• Cotizaciones
    miércoles 12 de junio de 2024

    Los promotores anónimos de TCP Katoen Natie

    Sr. Director:

    Hace un tiempo, un analista, bajo el seudónimo Justiniano, dirigió términos descalificadores hacia mi persona que merecieron mi respuesta pidiéndole que tuviera la dignidad de identificarse, cosa que no hizo. Ahora aparece otro que no se identifica, puesto que indica solo su cédula de identidad, con términos descalificadores para los que él denomina “autoproclamados expertos”. Es decir, para aquellos que critican el contrato entre el Estado y TCP Katoen Natie.

    Estimo poco digno el escudarse en un seudónimo para descalificar a los que piensan distinto. Creo que es como tirar la piedra y esconder la mano, incluso me parece que puede ser infame, pues, como dijo Tirso de Molina, “Carta sin firma es libelo que contra sí mismo hace quien no osa poner su nombre por confesar que es infame”.

    Yo doy la cara y nunca puse en tela de juicio la moral de los que participaron en las negociaciones que culminaron con el contrato entre el Estado y TCP Katoen Natie. Lo que he manifestado es que, si bien las inversiones a realizar constituyen un logro importante, se pudieron concretar de un modo mucho más aceptable si la negociación no se hubiera llevado a cabo secretamente, sin intervención de todos los partidos de coalición y del propio Directorio de la ANP y, aun disintiendo, respeto a los que avalan este acuerdo.

    Puedo estar equivocado, pero opino con absoluta independencia de criterio y porque pienso que mi trayectoria de más de 60 años en el área marítima, fluvial y portuaria me habilitan a hacerlo. Lo hice durante el gobierno del Frente Amplio cuando manifesté, en sendas publicaciones, que el puerto de aguas profundas de Rocha y la Regasificadora de Gas Sayago no eran viables y lo hice al acusar al canciller Almagro de mentir cuando en el año 2014 afirmó que el Uruguay había extendido su jurisdicción sobre la plataforma continental hasta las 350 millas y no era cierto. Durante este gobierno, manifesté que lo autorizado por la CARP respecto al canal de acceso era solo a 13 metros de profundidad y no a 14, que la pretendida hidrovía del río Uruguay era de muy difícil concreción y que el emprendimiento del buque portacontenedores Paysandú no iba a prosperar.
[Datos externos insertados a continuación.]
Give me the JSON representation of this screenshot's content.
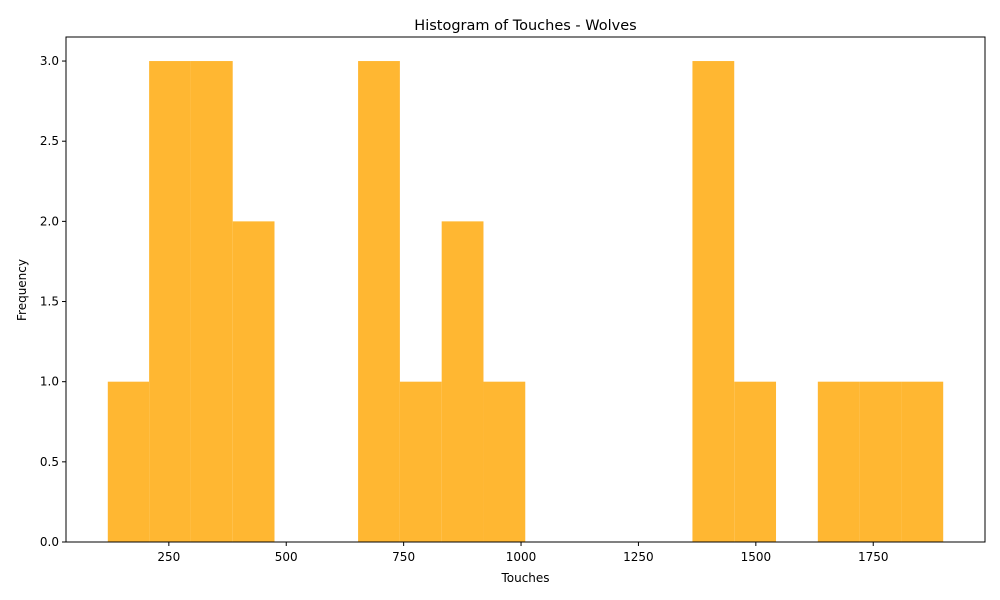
{
  "chart_data": {
    "type": "bar",
    "title": "Histogram of Touches - Wolves",
    "xlabel": "Touches",
    "ylabel": "Frequency",
    "bar_color": "#FFB732",
    "bins": [
      {
        "start": 120,
        "end": 208,
        "count": 1
      },
      {
        "start": 208,
        "end": 297,
        "count": 3
      },
      {
        "start": 297,
        "end": 386,
        "count": 3
      },
      {
        "start": 386,
        "end": 475,
        "count": 2
      },
      {
        "start": 475,
        "end": 564,
        "count": 0
      },
      {
        "start": 564,
        "end": 653,
        "count": 0
      },
      {
        "start": 653,
        "end": 742,
        "count": 3
      },
      {
        "start": 742,
        "end": 831,
        "count": 1
      },
      {
        "start": 831,
        "end": 920,
        "count": 2
      },
      {
        "start": 920,
        "end": 1009,
        "count": 1
      },
      {
        "start": 1009,
        "end": 1098,
        "count": 0
      },
      {
        "start": 1098,
        "end": 1187,
        "count": 0
      },
      {
        "start": 1187,
        "end": 1276,
        "count": 0
      },
      {
        "start": 1276,
        "end": 1365,
        "count": 0
      },
      {
        "start": 1365,
        "end": 1454,
        "count": 3
      },
      {
        "start": 1454,
        "end": 1543,
        "count": 1
      },
      {
        "start": 1543,
        "end": 1632,
        "count": 0
      },
      {
        "start": 1632,
        "end": 1721,
        "count": 1
      },
      {
        "start": 1721,
        "end": 1810,
        "count": 1
      },
      {
        "start": 1810,
        "end": 1899,
        "count": 1
      }
    ],
    "xlim": [
      31,
      1988
    ],
    "ylim": [
      0,
      3.15
    ],
    "x_ticks": [
      250,
      500,
      750,
      1000,
      1250,
      1500,
      1750
    ],
    "x_tick_labels": [
      "250",
      "500",
      "750",
      "1000",
      "1250",
      "1500",
      "1750"
    ],
    "y_ticks": [
      0,
      0.5,
      1.0,
      1.5,
      2.0,
      2.5,
      3.0
    ],
    "y_tick_labels": [
      "0.0",
      "0.5",
      "1.0",
      "1.5",
      "2.0",
      "2.5",
      "3.0"
    ],
    "grid": false,
    "legend": "none"
  }
}
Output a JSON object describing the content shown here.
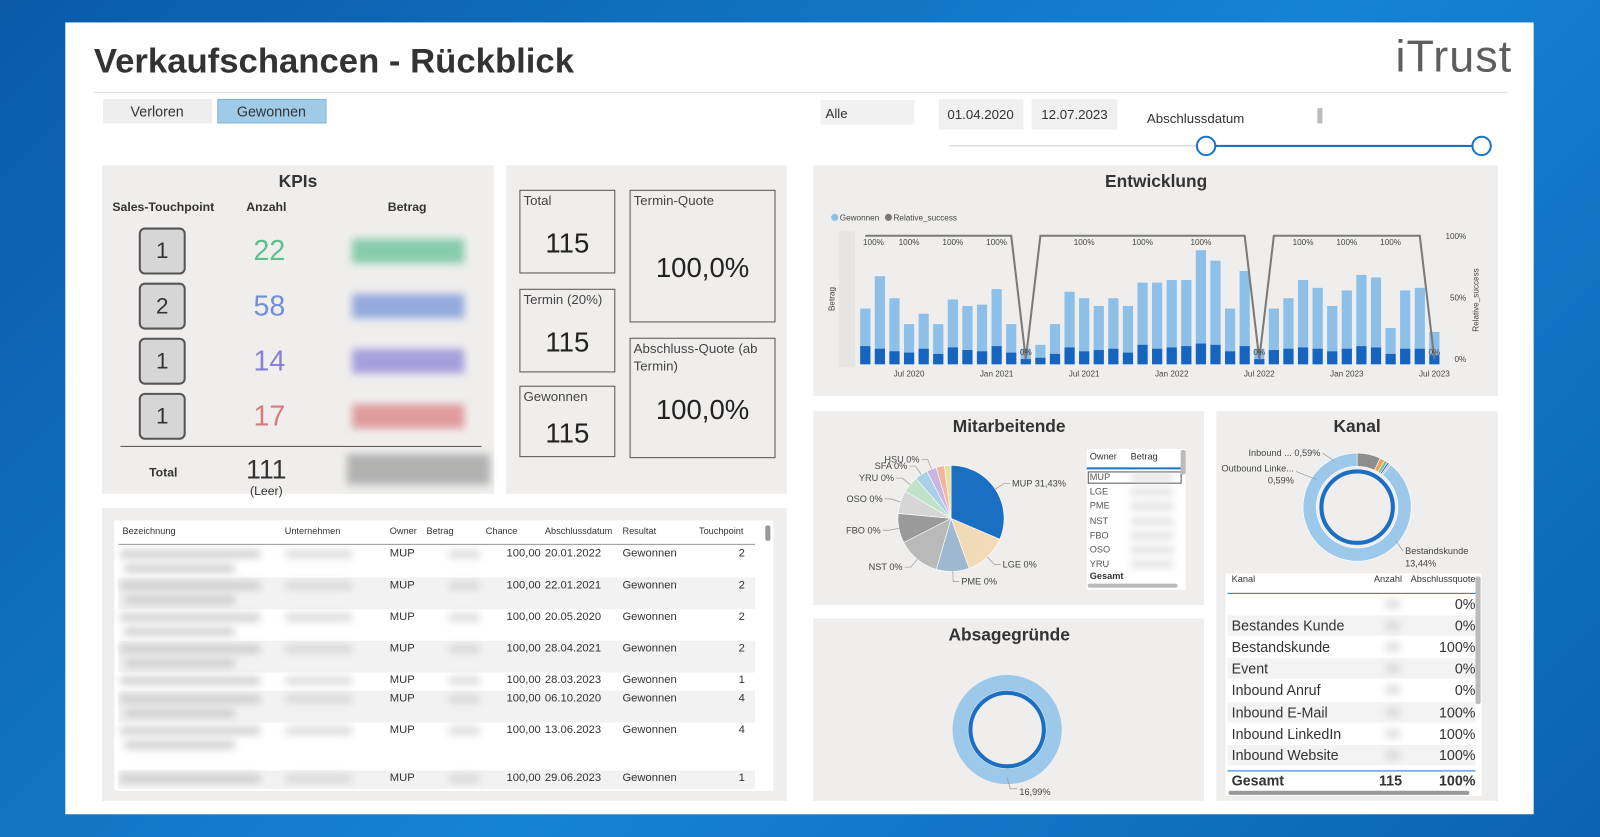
{
  "header": {
    "title": "Verkaufschancen - Rückblick",
    "logo": "iTrust"
  },
  "filters": {
    "tabs": [
      "Verloren",
      "Gewonnen"
    ],
    "active_tab": 1,
    "dropdown": "Alle",
    "date_from": "01.04.2020",
    "date_to": "12.07.2023",
    "slider_label": "Abschlussdatum"
  },
  "kpis": {
    "title": "KPIs",
    "columns": [
      "Sales-Touchpoint",
      "Anzahl",
      "Betrag"
    ],
    "rows": [
      {
        "touchpoint": 1,
        "count": 22,
        "color": "#5cbf8f"
      },
      {
        "touchpoint": 2,
        "count": 58,
        "color": "#6f8fd8"
      },
      {
        "touchpoint": 1,
        "count": 14,
        "color": "#8a7fd6"
      },
      {
        "touchpoint": 1,
        "count": 17,
        "color": "#d97a7a"
      }
    ],
    "total_label": "Total",
    "total": 111,
    "total_note": "(Leer)"
  },
  "cards": [
    {
      "label": "Total",
      "value": 115
    },
    {
      "label": "Termin (20%)",
      "value": 115
    },
    {
      "label": "Gewonnen",
      "value": 115
    },
    {
      "label": "Termin-Quote",
      "value": "100,0%"
    },
    {
      "label": "Abschluss-Quote (ab Termin)",
      "value": "100,0%"
    }
  ],
  "entwicklung": {
    "title": "Entwicklung",
    "type": "bar",
    "y_label": "Betrag",
    "y2_label": "Relative_success",
    "legend": "top-left",
    "categories": [
      null,
      null,
      null,
      "Jul 2020",
      null,
      null,
      null,
      null,
      null,
      "Jan 2021",
      null,
      null,
      null,
      null,
      null,
      "Jul 2021",
      null,
      null,
      null,
      null,
      null,
      "Jan 2022",
      null,
      null,
      null,
      null,
      null,
      "Jul 2022",
      null,
      null,
      null,
      null,
      null,
      "Jan 2023",
      null,
      null,
      null,
      null,
      null,
      "Jul 2023"
    ],
    "ylim": [
      0,
      100
    ],
    "y2lim": [
      0,
      100
    ],
    "y2ticks": [
      {
        "value": 0,
        "label": "0%"
      },
      {
        "value": 50,
        "label": "50%"
      },
      {
        "value": 100,
        "label": "100%"
      }
    ],
    "series": [
      {
        "name": "Gewonnen",
        "color": "#8cc0e8",
        "values": [
          43,
          68,
          51,
          31,
          39,
          31,
          50,
          45,
          46,
          58,
          31,
          12,
          15,
          31,
          56,
          51,
          45,
          51,
          45,
          63,
          63,
          65,
          65,
          88,
          80,
          43,
          72,
          12,
          43,
          51,
          65,
          59,
          45,
          57,
          69,
          67,
          28,
          57,
          59,
          25
        ]
      },
      {
        "color": "#1565c0",
        "values": [
          14,
          12,
          10,
          9,
          12,
          8,
          13,
          11,
          10,
          14,
          9,
          4,
          5,
          8,
          13,
          10,
          11,
          12,
          9,
          15,
          12,
          13,
          14,
          16,
          15,
          10,
          14,
          4,
          11,
          12,
          13,
          12,
          10,
          12,
          14,
          13,
          8,
          12,
          12,
          7
        ]
      },
      {
        "name": "Relative_success",
        "color": "#7a7a7a",
        "axis": "y2",
        "type": "line",
        "values": [
          100,
          100,
          100,
          100,
          100,
          100,
          100,
          100,
          100,
          100,
          100,
          0,
          100,
          100,
          100,
          100,
          100,
          100,
          100,
          100,
          100,
          100,
          100,
          100,
          100,
          100,
          100,
          0,
          100,
          100,
          100,
          100,
          100,
          100,
          100,
          100,
          100,
          100,
          100,
          0
        ],
        "value_labels": [
          "100%",
          null,
          null,
          "100%",
          null,
          null,
          "100%",
          null,
          null,
          "100%",
          null,
          "0%",
          null,
          null,
          null,
          "100%",
          null,
          null,
          null,
          "100%",
          null,
          null,
          null,
          "100%",
          null,
          null,
          null,
          "0%",
          null,
          null,
          "100%",
          null,
          null,
          "100%",
          null,
          null,
          "100%",
          null,
          null,
          "0%"
        ]
      }
    ]
  },
  "mitarbeitende": {
    "title": "Mitarbeitende",
    "type": "pie",
    "slices": [
      {
        "label": "MUP 31,43%",
        "value": 31.43,
        "color": "#1a6fc2"
      },
      {
        "label": "LGE 0%",
        "value": 13,
        "color": "#f1dbb6"
      },
      {
        "label": "PME 0%",
        "value": 10,
        "color": "#9db8cf"
      },
      {
        "label": "NST 0%",
        "value": 13,
        "color": "#b9b9b9"
      },
      {
        "label": "FBO 0%",
        "value": 9,
        "color": "#9a9a9a"
      },
      {
        "label": "OSO 0%",
        "value": 7,
        "color": "#d6d6d6"
      },
      {
        "label": "YRU 0%",
        "value": 5,
        "color": "#bfe3c8"
      },
      {
        "label": "SFA 0%",
        "value": 4,
        "color": "#a8d0e8"
      },
      {
        "label": "HSU 0%",
        "value": 3,
        "color": "#c9b6e0"
      },
      {
        "value": 2.5,
        "color": "#f2b6a0"
      },
      {
        "value": 2,
        "color": "#e8e0a0"
      }
    ],
    "table": {
      "columns": [
        "Owner",
        "Betrag"
      ],
      "rows": [
        "MUP",
        "LGE",
        "PME",
        "NST",
        "FBO",
        "OSO",
        "YRU"
      ],
      "total": "Gesamt"
    }
  },
  "kanal": {
    "title": "Kanal",
    "type": "donut",
    "slices": [
      {
        "value": 7,
        "color": "#8d8d8d"
      },
      {
        "value": 1.5,
        "color": "#f0a35a"
      },
      {
        "value": 1,
        "color": "#7cc08a"
      },
      {
        "value": 0.59,
        "color": "#1a6fc2"
      },
      {
        "value": 0.59,
        "color": "#c9b6e0"
      },
      {
        "value": 89.3,
        "color": "#9cc8ea"
      }
    ],
    "annotations": [
      {
        "text": "Inbound ... 0,59%"
      },
      {
        "text": "Outbound Linke...",
        "sub": "0,59%"
      },
      {
        "text": "Bestandskunde",
        "sub": "13,44%"
      }
    ],
    "table": {
      "columns": [
        "Kanal",
        "Anzahl",
        "Abschlussquote"
      ],
      "rows": [
        [
          null,
          "0%"
        ],
        [
          "Bestandes Kunde",
          "0%"
        ],
        [
          "Bestandskunde",
          "100%"
        ],
        [
          "Event",
          "0%"
        ],
        [
          "Inbound Anruf",
          "0%"
        ],
        [
          "Inbound E-Mail",
          "100%"
        ],
        [
          "Inbound LinkedIn",
          "100%"
        ],
        [
          "Inbound Website",
          "100%"
        ]
      ],
      "total": [
        "Gesamt",
        115,
        "100%"
      ]
    }
  },
  "absagegruende": {
    "title": "Absagegründe",
    "label": "16,99%"
  },
  "table": {
    "columns": [
      "Bezeichnung",
      "Unternehmen",
      "Owner",
      "Betrag",
      "Chance",
      "Abschlussdatum",
      "Resultat",
      "Touchpoint"
    ],
    "rows": [
      [
        "MUP",
        "100,00",
        "20.01.2022",
        "Gewonnen",
        2
      ],
      [
        "MUP",
        "100,00",
        "22.01.2021",
        "Gewonnen",
        2
      ],
      [
        "MUP",
        "100,00",
        "20.05.2020",
        "Gewonnen",
        2
      ],
      [
        "MUP",
        "100,00",
        "28.04.2021",
        "Gewonnen",
        2
      ],
      [
        "MUP",
        "100,00",
        "28.03.2023",
        "Gewonnen",
        1
      ],
      [
        "MUP",
        "100,00",
        "06.10.2020",
        "Gewonnen",
        4
      ],
      [
        "MUP",
        "100,00",
        "13.06.2023",
        "Gewonnen",
        4
      ],
      [
        "MUP",
        "100,00",
        "29.06.2023",
        "Gewonnen",
        1
      ]
    ]
  }
}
    En cuanto al contrato con TCP Katoen Natie, he manifestado que es ilegal la incorporación del reglamento de atraque al contrato porque transfiere a esa empresa el derecho de consentir o no los cambios de este, que es ilegal porque no contó con el asesoramiento previo del Directorio de la ANP, que es ilegal porque se cedieron, sin cumplir con el Tocaf, los predios ocupados por la Armada y el de Puntas de Sayago para los molinos de generación eléctrica, que es ilegal porque no se efectuaron los avalúos previos (art. 13 inc. F de la Ley 16.246), que es ilegal porque le permite a esa empresa fijar libremente las tarifas de la operativa de contenedores de importación en violación de lo dispuesto en el art. 51 de la Constitución, que es ilegal la prórroga hasta el 2081, conforme a lo establecido en el art. 2 de la Ley 19.925 del 18/12/2020, que es ilegal porque viola la libertad de competencia establecida en el art. 12 de la Ley 16.246 y el art. 20 de la Ley 17.243 y otras coadyuvantes y porque así lo reconoció la propia empresa, cuando sus representantes, Orlando Dovat y Rodolfo Laporta, manifestaron el compromiso de esta “de no inducir ni realizar en forma directa o indirecta acto alguno que atente contra la libre y leal competencia del mercado”.

    He dado y seguiré dando mi opinión con respeto a los que piensan distinto, procurando que se rectifiquen los errores que, según mi criterio y experiencia, se pudieran haber cometido.